By using quantum theory, the magneto-optical (Faraday rotation, Faraday ellipticity) properties at photon energies below 6 eV and the magnetic properties of the Pr3+ ion in the Y3Fe5O12,, garnet are analyzed in the 50-300 K temperature range. The strong enhancement of the Faraday rotation induced by the Pr presence originates mainly from the intraionic electrical dipole transitions between the split 4f(2) and 4f5d levels. It is shown that the most important factor is the Pr-Fe superexchange interaction: if there is no Zeeman effect, no magneto-optical (MO) effects exist. The ''paramagnetic'' and ''diamagnetic'' contributions to the MO properties are discussed in detail: if only the Zeeman effect on the ground state is taken into account, the paramagnetic term which is strongly temperature dependent is obtained; on the contrary, if only the Zeeman effect on the excited configuration is considered, the diamagnetic contribution which is temperature insensitive is present.
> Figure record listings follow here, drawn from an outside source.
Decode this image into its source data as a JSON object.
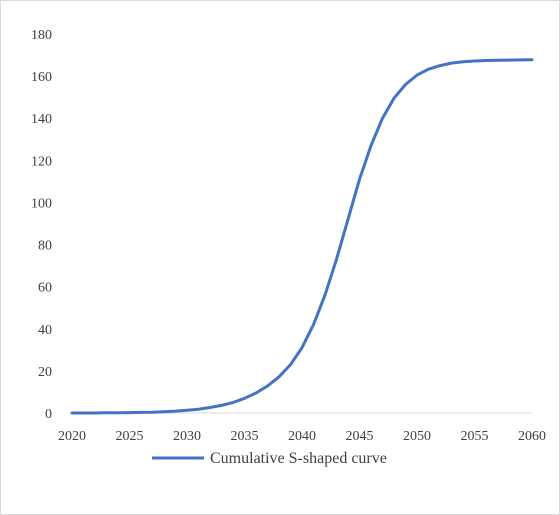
{
  "chart_data": {
    "type": "line",
    "title": "",
    "xlabel": "",
    "ylabel": "",
    "xlim": [
      2020,
      2060
    ],
    "ylim": [
      0,
      180
    ],
    "x_ticks": [
      "2020",
      "2025",
      "2030",
      "2035",
      "2040",
      "2045",
      "2050",
      "2055",
      "2060"
    ],
    "y_ticks": [
      "0",
      "20",
      "40",
      "60",
      "80",
      "100",
      "120",
      "140",
      "160",
      "180"
    ],
    "grid": false,
    "legend_position": "bottom",
    "series": [
      {
        "name": "Cumulative S-shaped curve",
        "color": "#4472c4",
        "x": [
          2020,
          2021,
          2022,
          2023,
          2024,
          2025,
          2026,
          2027,
          2028,
          2029,
          2030,
          2031,
          2032,
          2033,
          2034,
          2035,
          2036,
          2037,
          2038,
          2039,
          2040,
          2041,
          2042,
          2043,
          2044,
          2045,
          2046,
          2047,
          2048,
          2049,
          2050,
          2051,
          2052,
          2053,
          2054,
          2055,
          2056,
          2057,
          2058,
          2059,
          2060
        ],
        "values": [
          0,
          0,
          0,
          0.1,
          0.1,
          0.2,
          0.3,
          0.4,
          0.6,
          0.9,
          1.3,
          1.8,
          2.6,
          3.6,
          5,
          7,
          9.5,
          12.8,
          17.2,
          23,
          31,
          42,
          56,
          73,
          92,
          111,
          127,
          140,
          149.5,
          156,
          160.5,
          163.3,
          165,
          166.2,
          166.8,
          167.2,
          167.4,
          167.5,
          167.6,
          167.7,
          167.8
        ]
      }
    ]
  }
}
The observed MO properties result from these two components but are mainly determined by the paramagnetic one; the MO resonance frequencies are related to the energies of the multiplets of the ground term and of the excited configuration and to the crystal-field splitting of all these multiplets. Using this approach. the theoretically calculated results of both Pr magnetization and MO effects are in good agreement with experimental data. It is shown that the simultaneous treatment of the magnetic and MO phenomena is a powerful tool to prove the correctness of the approach and of the so-determined parameters. Finally, it is demonstrated that the mixing of the different multiplets of the ground term has a great influence on both magnetic and MO properties. [S0163-1829(97)08038-7].